Fear is not a weakness. Nor is it a childish indulgence. Fear plays an essential role in the unfolding of our lives. Fear keeps us from touching fire, swallowing razor blades, and kissing rattlesnakes. Fear in and of itself is not the problem. It’s the misapplication of fear that causes all the damage.
For the ancient Greeks courage was the most important of virtues, for without it, none of the other virtues are possible. How can we be compassionate without the courage to love? How can we be strong without the courage to push past the limits of our endurance? And how can we be smart without the courage to admit ignorance and press onward into new areas of learning and mastery?
            But courage is frightening.

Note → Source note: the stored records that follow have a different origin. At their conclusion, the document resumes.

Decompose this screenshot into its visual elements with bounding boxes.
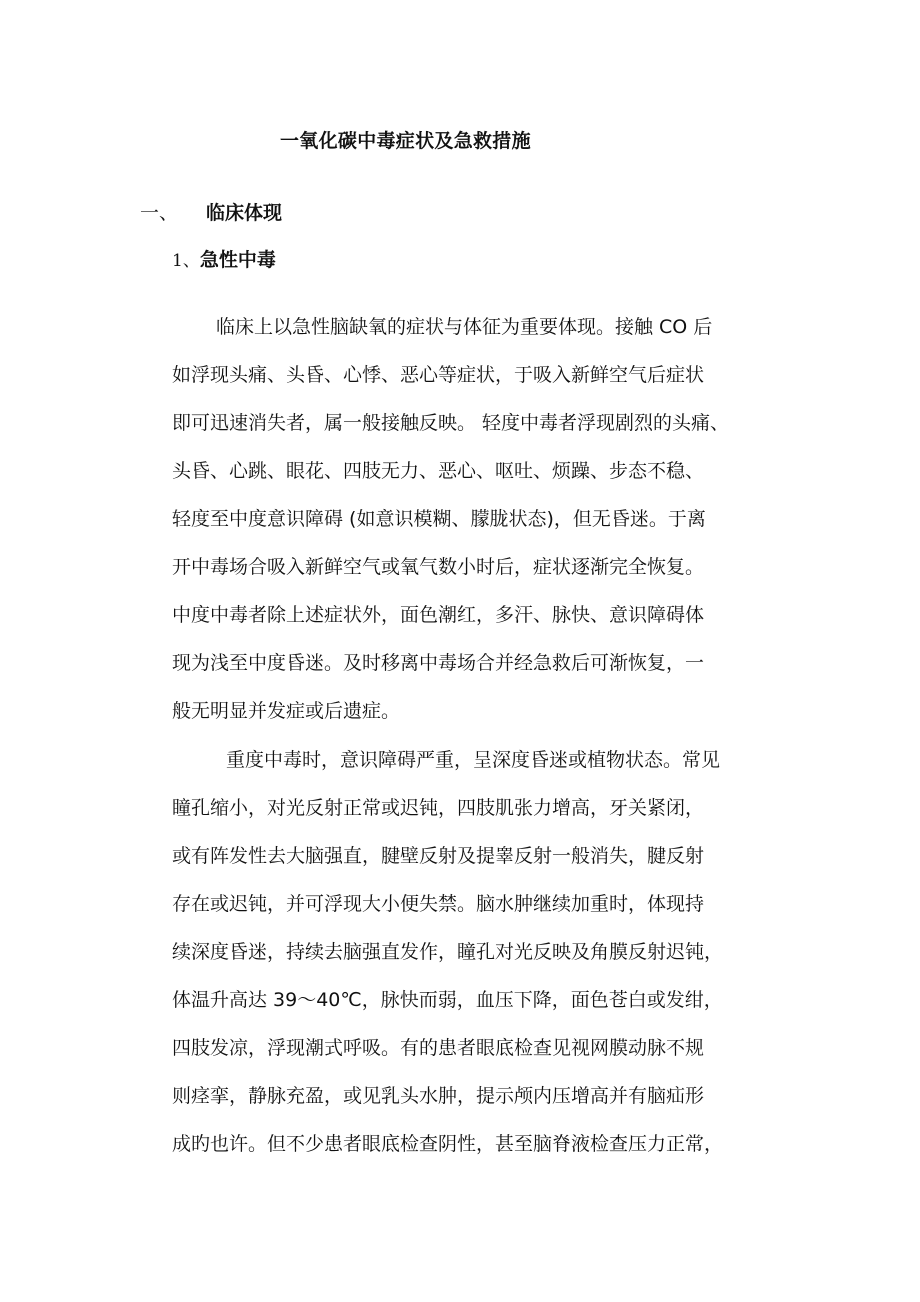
paragraph-line: 成旳也许。但不少患者眼底检查阴性，甚至脑脊液检查压力正常，: [172, 1133, 724, 1155]
paragraph-2: [172, 736, 792, 1168]
paragraph-line: 四肢发凉，浮现潮式呼吸。有的患者眼底检查见视网膜动脉不规: [172, 1037, 705, 1059]
subsection-title: 急性中毒: [199, 249, 276, 271]
paragraph-line: 中度中毒者除上述症状外，面色潮红，多汗、脉快、意识障碍体: [172, 604, 705, 626]
paragraph-line: 轻度至中度意识障碍 (如意识模糊、朦胧状态)，但无昏迷。于离: [172, 508, 706, 530]
paragraph-line: 般无明显并发症或后遗症。: [172, 700, 401, 722]
paragraph-line: 则痉挛，静脉充盈，或见乳头水肿，提示颅内压增高并有脑疝形: [172, 1085, 705, 1107]
document-title: 一氧化碳中毒症状及急救措施: [280, 130, 531, 152]
section-heading: [140, 198, 282, 225]
paragraph-line: 临床上以急性脑缺氧的症状与体征为重要体现。接触 CO 后: [216, 316, 713, 338]
paragraph-1: [172, 303, 792, 735]
paragraph-line: 续深度昏迷，持续去脑强直发作，瞳孔对光反映及角膜反射迟钝，: [172, 941, 724, 963]
section-number: 一、: [140, 202, 179, 224]
section-title: 临床体现: [206, 202, 283, 224]
paragraph-line: 开中毒场合吸入新鲜空气或氧气数小时后，症状逐渐完全恢复。: [172, 556, 705, 578]
paragraph-line: 头昏、心跳、眼花、四肢无力、恶心、呕吐、烦躁、步态不稳、: [172, 460, 705, 482]
paragraph-line: 或有阵发性去大脑强直，腱壁反射及提睾反射一般消失，腱反射: [172, 845, 705, 867]
paragraph-line: 瞳孔缩小，对光反射正常或迟钝，四肢肌张力增高，牙关紧闭，: [172, 797, 705, 819]
paragraph-line: 即可迅速消失者，属一般接触反映。 轻度中毒者浮现剧烈的头痛、: [172, 412, 730, 434]
paragraph-line: 如浮现头痛、头昏、心悸、恶心等症状，于吸入新鲜空气后症状: [172, 364, 705, 386]
paragraph-line: 体温升高达 39～40℃，脉快而弱，血压下降，面色苍白或发绀，: [172, 989, 723, 1011]
subsection-number: 1、: [172, 251, 200, 271]
paragraph-line: 存在或迟钝，并可浮现大小便失禁。脑水肿继续加重时，体现持: [172, 893, 705, 915]
subsection-heading: [172, 245, 276, 272]
paragraph-line: 现为浅至中度昏迷。及时移离中毒场合并经急救后可渐恢复，一: [172, 652, 705, 674]
paragraph-line: 重度中毒时，意识障碍严重，呈深度昏迷或植物状态。常见: [226, 749, 721, 771]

It asks us to risk everything.
I think we’re afraid of courage because courage asks us to abandon the supports we have worked so hard to construct. Courage asks us to sacrifice our safety and comfort. To be brave is to venture out beyond the reach of our protections, into an unknown field where none of the old rules apply and everything we know is irrelevant. To be courageous is to be vulnerable.
Courage begins with the willingness to let go. Courage and renunciation are two sides of one coin. Not only do we have to let go of our old support systems, we also have to let go of the idea that we are not enough. To be courageous we have to come to understand that there are qualities and strengths within us that have not yet been realized. Renouncing our old, limited, and limiting self-definition goes hand in hand with courage.

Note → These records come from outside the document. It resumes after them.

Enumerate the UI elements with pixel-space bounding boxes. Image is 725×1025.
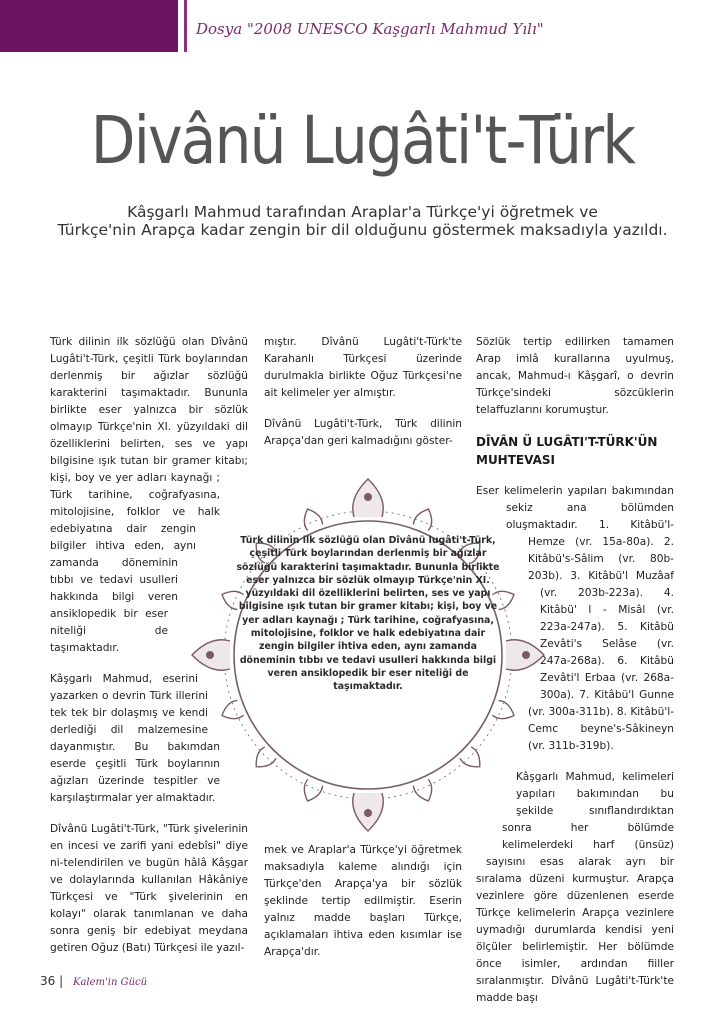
col3-paragraph-3: Kâşgarlı Mahmud, kelimeleri yapıları bakımından bu şekilde sınıflandırdıktan sonra her bölümde kelimelerdeki harf (ünsüz) sayısını esas alarak ayrı bir sıralama düzeni kurmuştur. Arapça vezinlere göre düzenlenen eserde Türkçe kelimelerin Arapça vezinlere uymadığı durumlarda kendisi yeni ölçüler belirlemiştir. Her bölümde önce isimler, ardından fiiller sıralanmıştır. Dîvânü Lugâti't-Türk'te madde başı <box>476 771 674 1004</box>
section-heading: DÎVÂN Ü LUGÂTI'T-TÜRK'ÜN MUHTEVASI <box>476 435 658 467</box>
medallion-petal <box>304 779 322 801</box>
col1-paragraph-2: Kâşgarlı Mahmud, eserini yazarken o devrin Türk illerini tek tek bir dolaşmış ve kendi derlediği dil malzemesine dayanmıştır. Bu bakımdan eserde çeşitli Türk boylarının ağızları üzerinde tespitler ve karşılaştırmalar yer almaktadır. <box>50 673 220 804</box>
medallion-petal <box>413 509 431 531</box>
page-number: 36 <box>40 974 56 988</box>
medallion-petal <box>413 779 431 801</box>
col1-paragraph-3: Dîvânü Lugâti't-Türk, "Türk şivelerinin en incesi ve zarifi yani edebîsi" diye ni-telendirilen ve bugün hâlâ Kâşgar ve dolaylarında kullanılan Hâkâniye Türkçesi ve "Türk şivelerinin en kolayı" olarak tanımlanan ve daha sonra geniş bir edebiyat meydana getiren Oğuz (Batı) Türkçesi ile yazıl- <box>50 823 248 954</box>
column-2 <box>264 334 462 464</box>
medallion-text: Türk dilinin ilk sözlüğü olan Dîvânü lugâti't-Türk, çeşitli Türk boylarından derlenmiş bir ağızlar sözlüğü karakterini taşımaktadır. Bununla birlikte eser yalnızca bir sözlük olmayıp Türkçe'nin XI. yüzyıldaki dil özelliklerini belirten, ses ve yapı bilgisine ışık tutan bir gramer kitabı; kişi, boy ve yer adları kaynağı ; Türk tarihine, coğrafyasına, mitolojisine, folklor ve halk edebiyatına dair zengin bilgiler ihtiva eden, aynı zamanda döneminin tıbbı ve tedavi usulleri hakkında bilgi veren ansiklopedik bir eser niteliği de taşımaktadır. <box>236 535 500 693</box>
header-color-bar <box>0 0 178 52</box>
medallion-dot <box>522 651 530 659</box>
column-2-continuation: mek ve Araplar'a Türkçe'yi öğretmek maksadıyla kaleme alındığı için Türkçe'den Arapça'ya bir sözlük şeklinde tertip edilmiştir. Eserin yalnız madde başları Türkçe, açıklamaları ihtiva eden kısımlar ise Arapça'dır. <box>264 844 462 958</box>
col3-paragraph-2: Eser kelimelerin yapıları bakımından sekiz ana bölümden oluşmaktadır. 1. Kitâbü'l-Hemze (vr. 15a-80a). 2. Kitâbü's-Sâlim (vr. 80b-203b). 3. Kitâbü'l Muzâaf (vr. 203b-223a). 4. Kitâbü' l - Misâl (vr. 223a-247a). 5. Kitâbü Zevâti's Selâse (vr. 247a-268a). 6. Kitâbü Zevâti'l Erbaa (vr. 268a-300a). 7. Kitâbü'l Gunne (vr. 300a-311b). 8. Kitâbü'l-Cemc beyne's-Sâkineyn (vr. 311b-319b). <box>476 485 674 752</box>
header-divider-line <box>184 0 187 52</box>
col3-paragraph-1: Sözlük tertip edilirken tamamen Arap imlâ kurallarına uyulmuş, ancak, Mahmud-ı Kâşgarî, o devrin Türkçe'sindeki sözcüklerin telaffuzlarını korumuştur. <box>476 336 674 416</box>
article-subtitle <box>40 203 685 239</box>
subtitle-line-1: Kâşgarlı Mahmud tarafından Araplar'a Türkçe'yi öğretmek ve <box>127 203 598 221</box>
magazine-name: Kalem'in Gücü <box>72 977 148 988</box>
subtitle-line-2: Türkçe'nin Arapça kadar zengin bir dil olduğunu göstermek maksadıyla yazıldı. <box>57 221 668 239</box>
col1-paragraph-1: Türk dilinin ilk sözlüğü olan Dîvânü Lugâti't-Türk, çeşitli Türk boylarından derlenmiş bir ağızlar sözlüğü karakterini taşımaktadır. Bununla birlikte eser yalnızca bir sözlük olmayıp Türkçe'nin XI. yüzyıldaki dil özelliklerini belirten, ses ve yapı bilgisine ışık tutan bir gramer kitabı; kişi, boy ve yer adları kaynağı ; Türk tarihine, coğrafyasına, mitolojisine, folklor ve halk edebiyatına dair zengin bilgiler ihtiva eden, aynı zamanda döneminin tıbbı ve tedavi usulleri hakkında bilgi veren ansiklopedik bir eser niteliği de taşımaktadır. <box>50 336 248 654</box>
medallion-dot <box>364 809 372 817</box>
medallion-petal <box>222 700 244 718</box>
section-kicker: Dosya "2008 UNESCO Kaşgarlı Mahmud Yılı" <box>196 20 544 38</box>
medallion-dot <box>206 651 214 659</box>
col2-paragraph-1: mıştır. Dîvânü Lugâti't-Türk'te Karahanlı Türkçesi üzerinde durulmakla birlikte Oğuz Türkçesi'ne ait kelimeler yer almıştır. <box>264 336 462 399</box>
medallion-petal <box>492 700 514 718</box>
col2-paragraph-2: Dîvânü Lugâti't-Türk, Türk dilinin Arapça'dan geri kalmadığını göster- <box>264 418 462 447</box>
medallion-dot <box>364 493 372 501</box>
medallion-petal <box>304 509 322 531</box>
footer-separator: | <box>59 974 64 988</box>
page-footer <box>40 974 147 988</box>
article-title: Divânü Lugâti't-Türk <box>90 102 635 179</box>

Courage is also an affirmation of the goodness of the universe. Fear, on the other hand, is often a misguided overreach of the ego feebly asserting its so-called power in an attempt to control everything. The fearful mind believes that we are not enough, and the universe is not enough either. Courage, on the other hand, means letting go of control and trusting that if the means are pure, the ends will take care of themselves. We must learn to use our egos, and not let our egos use us.

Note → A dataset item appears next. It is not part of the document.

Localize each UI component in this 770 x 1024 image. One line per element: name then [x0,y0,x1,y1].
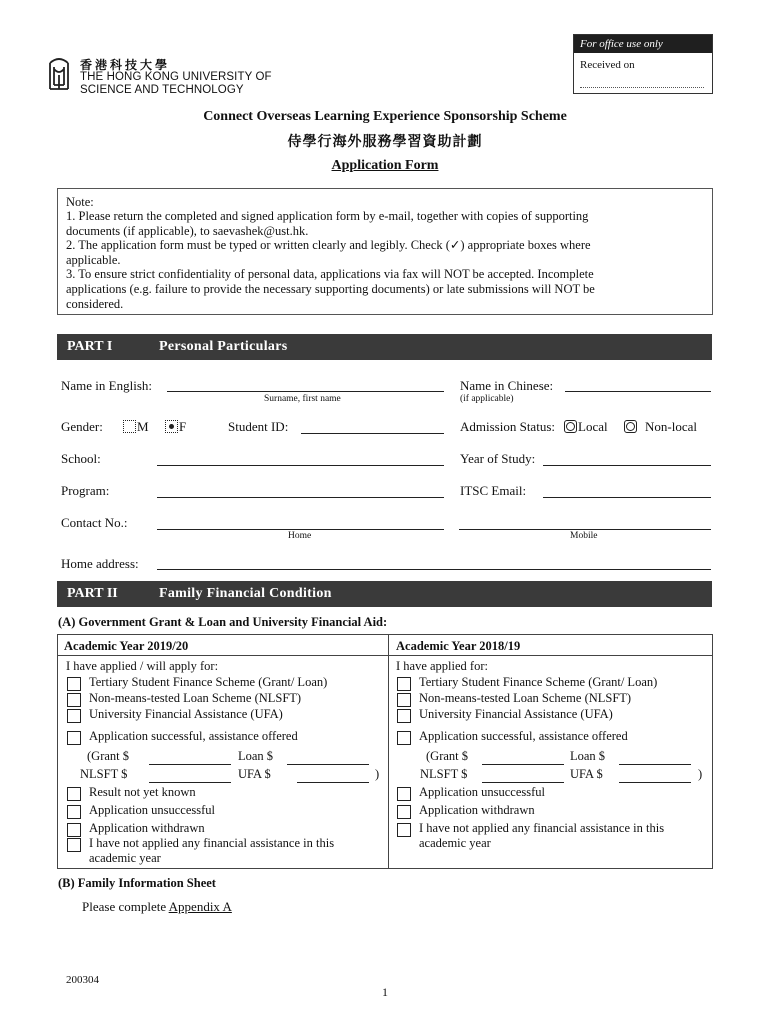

This then is the metaphysical foundation of courage – the view that all is one and that our lives are sacred expressions of the formless ground of being beyond all thoughts and forms. Debilitating fear is only possible when we have forgotten our original relationship with the divine. Again and again Jesus counsels his students to “fear not,” because anxiety and fear sever our delicate tether to the eternal. Coming out of fearfulness and into courage opens the portals to higher consciousness.
In the world’s hero journey tales the hero must face the monster again and again to be tested, and even more importantly, to have everything about them that is underdeveloped and inauthentic stripped away by the ferocity of the ordeal. While we may not literally be fighting monsters, the underlying truth remains. There are obstacles between us and the life we were born to live. Without cultivating the courage to face them, we rob ourselves and the wounded world of the healing elixir our transformation would bring both to our own lives and the lives of innumerable others, for when we heal ourselves we take an enormous step toward healing our families and communities. Instead of running away from fear, we should be running toward it. As Joseph Campbell wrote, “The cave you fear to enter holds the treasure you seek.” Without courage we will never know who we really are. Only courage unlocks our sacred potential, latent within us and, for now, hidden behind a fog of fear. Courage is not the absence of fear. Courage is the willingness to act in spite of the fear – to feel the fear and do it anyway.  

[This piece first appeared in my column "A to Zen" in the March/April edition of Unity Magazine, and is reproduced here with permission.]